Data modelling for real time kafka pipeline

Hello,

Currently we are using the cloudfront collector and we are population redshift using the web data model defined by snowplow.

As we have limited storage, we want to get rid of storing atomic.events. So we decided to build a real time pipeline using kafka and confluent cloud. Our assumption was that we precompute the scratch tables in ksql and send them as streams in redshift.

But the current data model in scratch does window processing (eg row number() , partition , group by etc) . So if we use realtime streams we won’t be able to reduce the number of events and hence we will end up with more or less the same records as we would have in atomic.events.

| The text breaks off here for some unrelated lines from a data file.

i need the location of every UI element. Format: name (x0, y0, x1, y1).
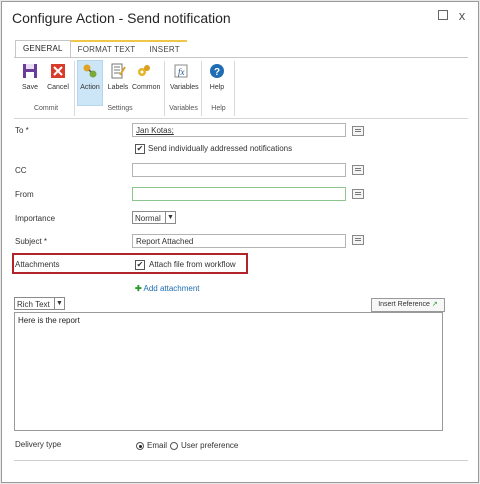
common-icon (138, 65, 150, 76)
send-individually-checkbox[interactable]: ✔ (135, 144, 145, 154)
variables-icon: fx (174, 64, 188, 78)
common-label: Common (132, 84, 161, 91)
chevron-down-icon: ▼ (54, 298, 64, 309)
svg-text:fx: fx (178, 67, 185, 77)
ribbon-separator (164, 61, 165, 116)
cc-label: CC (15, 166, 27, 175)
send-individually-label: Send individually addressed notification… (148, 144, 293, 153)
action-label: Action (80, 84, 100, 91)
variables-button[interactable]: fx Variables (170, 61, 199, 91)
user-preference-radio[interactable] (170, 442, 178, 450)
help-button[interactable]: ? Help (205, 61, 229, 91)
divider (14, 460, 468, 461)
attachments-label: Attachments (15, 260, 60, 269)
email-label: Email (147, 441, 168, 450)
subject-label: Subject * (15, 237, 48, 246)
from-label: From (15, 190, 34, 199)
common-button[interactable]: Common (132, 61, 161, 91)
tab-insert[interactable]: INSERT (142, 40, 187, 58)
plus-icon: ✚ (135, 284, 142, 293)
subject-field[interactable]: Report Attached (132, 234, 346, 248)
email-radio[interactable] (136, 442, 144, 450)
group-help: Help (211, 105, 226, 112)
dialog-title: Configure Action - Send notification (12, 10, 231, 26)
importance-label: Importance (15, 214, 56, 223)
group-settings: Settings (107, 105, 133, 112)
to-label: To * (15, 126, 29, 135)
to-field[interactable]: Jan Kotas; (132, 123, 346, 137)
chevron-down-icon: ▼ (165, 212, 175, 223)
svg-text:?: ? (214, 67, 220, 78)
help-label: Help (209, 84, 225, 91)
importance-select[interactable]: Normal ▼ (132, 211, 176, 224)
cancel-icon (51, 64, 65, 78)
delivery-type-label: Delivery type (15, 440, 62, 449)
group-variables: Variables (169, 105, 198, 112)
ribbon-tabs: GENERAL FORMAT TEXT INSERT (15, 40, 187, 58)
variables-label: Variables (170, 84, 199, 91)
save-label: Save (22, 84, 38, 91)
ribbon-separator (234, 61, 235, 116)
configure-action-dialog: Configure Action - Send notification x G… (1, 1, 479, 483)
lookup-icon[interactable] (352, 235, 364, 245)
user-preference-label: User preference (181, 441, 239, 450)
address-book-icon[interactable] (352, 126, 364, 136)
maximize-icon[interactable] (438, 10, 448, 20)
action-icon (83, 64, 97, 78)
format-select[interactable]: Rich Text ▼ (14, 297, 65, 310)
attach-file-checkbox[interactable]: ✔ (135, 260, 145, 270)
help-icon: ? (210, 64, 224, 78)
insert-arrow-icon: ↗ (431, 301, 438, 308)
close-icon[interactable]: x (456, 9, 468, 22)
address-book-icon[interactable] (352, 189, 364, 199)
labels-label: Labels (107, 84, 129, 91)
labels-icon (111, 63, 126, 79)
group-commit: Commit (33, 105, 59, 112)
action-button[interactable]: Action (77, 60, 103, 106)
tab-general[interactable]: GENERAL (15, 40, 71, 57)
save-icon (23, 64, 37, 78)
cancel-button[interactable]: Cancel (46, 61, 70, 91)
add-attachment-link[interactable]: ✚ Add attachment (135, 284, 200, 293)
insert-reference-button[interactable]: Insert Reference ↗ (371, 298, 445, 312)
ribbon: Save Cancel Action Labels Common fx Vari… (14, 57, 468, 119)
from-field[interactable] (132, 187, 346, 201)
save-button[interactable]: Save (18, 61, 42, 91)
ribbon-separator (74, 61, 75, 116)
address-book-icon[interactable] (352, 165, 364, 175)
cancel-label: Cancel (47, 84, 69, 91)
attach-file-label: Attach file from workflow (149, 260, 236, 269)
ribbon-separator (201, 61, 202, 116)
insert-reference-label: Insert Reference (378, 301, 430, 308)
importance-value: Normal (135, 214, 161, 223)
add-attachment-label: Add attachment (143, 284, 200, 293)
labels-button[interactable]: Labels (106, 61, 130, 91)
tab-format-text[interactable]: FORMAT TEXT (70, 40, 143, 58)
cc-field[interactable] (132, 163, 346, 177)
message-body[interactable]: Here is the report (14, 312, 443, 431)
format-value: Rich Text (17, 300, 50, 309)
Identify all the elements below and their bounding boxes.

My question is : Is there any defined data modelling for real time snowplow pipeline? If not, how can we implement the current model without having abundance of records in redshift through the real time pipeline?

1 Like

Hi Manav.

Here on PEBMED we had the same limited storage issue.
To solve this question we did an application to unload data from redshift to S3, keeping on redshift the last 90 days of data. We build this application using python through lambda.

With the data saved in S3, we now access it via the redshift spectrum.

@Manav_Veer_Gulati, the atomic event is immutable in a sense its fields are preset according to Canonical event model regardless of whether it is batch or real-time processing.

If you are to work with enriched streamed data you can use one of the Snowplow Analytics SDKs. The structure of the enriched data could be inferred from this code. You could define your own Lambda to compose your own event structure. Though, it will not be possible to process such an event in the Snowplow pipeline. You would need to rely on a separate (your own) process for that.